Un napoletano che vive la propria città anche nella professione…

Per me Napoli è uno stupore continuo, tutte le volte che torno è come un bagno di umiltà. Eduardo De Filippo diceva che questa città “è un teatro a cielo aperto”, è luce. Colpisce ogni volta il meraviglioso modo in cui un napoletano affronta una giornata, nonostante tutte le difficoltà. Sorrido pensando a una battuta di Troisi in “Scusate il ritardo”, alla frase “’a vita s’adda piglià comme vene!”, risponde “Io ’a piglia comme vene, ma guardacaso a mme vene sempe ’na chiavica, guarda ’a combinazione!”. Questo esorcizzare anche le sfortune quotidiane, gli inciampi della vita è una possibile, bella filosofia di vita.

Come gestisce l’affetto del pubblico, la popolarità?

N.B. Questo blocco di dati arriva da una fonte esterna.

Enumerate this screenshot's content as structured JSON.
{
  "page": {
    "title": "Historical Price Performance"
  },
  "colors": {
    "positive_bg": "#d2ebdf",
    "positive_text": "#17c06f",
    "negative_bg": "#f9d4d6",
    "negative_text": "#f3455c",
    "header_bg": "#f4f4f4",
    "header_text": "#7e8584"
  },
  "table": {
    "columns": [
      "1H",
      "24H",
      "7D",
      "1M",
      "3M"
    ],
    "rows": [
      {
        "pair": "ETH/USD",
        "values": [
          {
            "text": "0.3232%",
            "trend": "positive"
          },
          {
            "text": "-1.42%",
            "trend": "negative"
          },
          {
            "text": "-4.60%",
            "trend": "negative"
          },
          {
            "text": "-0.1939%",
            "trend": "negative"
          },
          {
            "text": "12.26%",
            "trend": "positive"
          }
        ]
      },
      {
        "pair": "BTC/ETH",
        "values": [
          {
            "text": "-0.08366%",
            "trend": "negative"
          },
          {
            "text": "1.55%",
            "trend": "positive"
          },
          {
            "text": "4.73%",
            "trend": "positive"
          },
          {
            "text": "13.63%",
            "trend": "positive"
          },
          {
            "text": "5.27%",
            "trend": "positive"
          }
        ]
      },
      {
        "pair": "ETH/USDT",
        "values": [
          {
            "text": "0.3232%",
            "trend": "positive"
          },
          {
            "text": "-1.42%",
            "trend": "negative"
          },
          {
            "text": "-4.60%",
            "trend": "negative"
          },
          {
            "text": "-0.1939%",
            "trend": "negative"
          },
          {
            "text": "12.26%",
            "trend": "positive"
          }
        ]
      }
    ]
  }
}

Cerco di ricambiare dando tutto me stesso, facendo al massimo delle mie possibilità il mio lavoro. Quando qualcuno si interessa a ciò che faccio, sono felice perché è un atto di stima. Ce la metto tutta a non tradire il pubblico (ride). Le critiche non mi spaventano, provo a rimanere con i piedi per terra di fronte ai complimenti, non mi abbatto quando i giudizi su di me sono meno esaltanti. Una volta all’Accademia, Sergio Castellitto disse che la vita di un attore è fatta a scale, c’è un periodo in cui si sale e nemmeno ci si accorge, momenti di stallo e altri in cui si scende. È per questo che si deve provare a tenere i piedi per terra, non per falsa umiltà, ma per salvaguardare proprio il mestiere.

Ha mai pensato di fare il regista?

In questo momento no, è un lavoro di troppe responsabilità, preferisco essere diretto. Non sono bravo a comandare (ride). Ci sono delle storie personali che mi piacerebbe raccontare, ma è ancora troppo presto.

In quali progetti sarà impegnato prossimamente?

Quasi contemporaneamente a “I Bastardi di Pizzofalcone” ho girato la seconda stagione della serie di Gabriele Muccino, ho dei progetti di cui ancora non posso parlare. Nel futuro imminente c’è stare insieme alla mia famiglia, anche perché nell’ultimo anno ho lavorato molto: ho finito di girare a marzo “Il nostro Generale” e a maggio ero sul set di “Shukran” di Piero Malegori con Syrus Shahid. Ora è arrivato il momento di fermarsi per ricaricare le energie.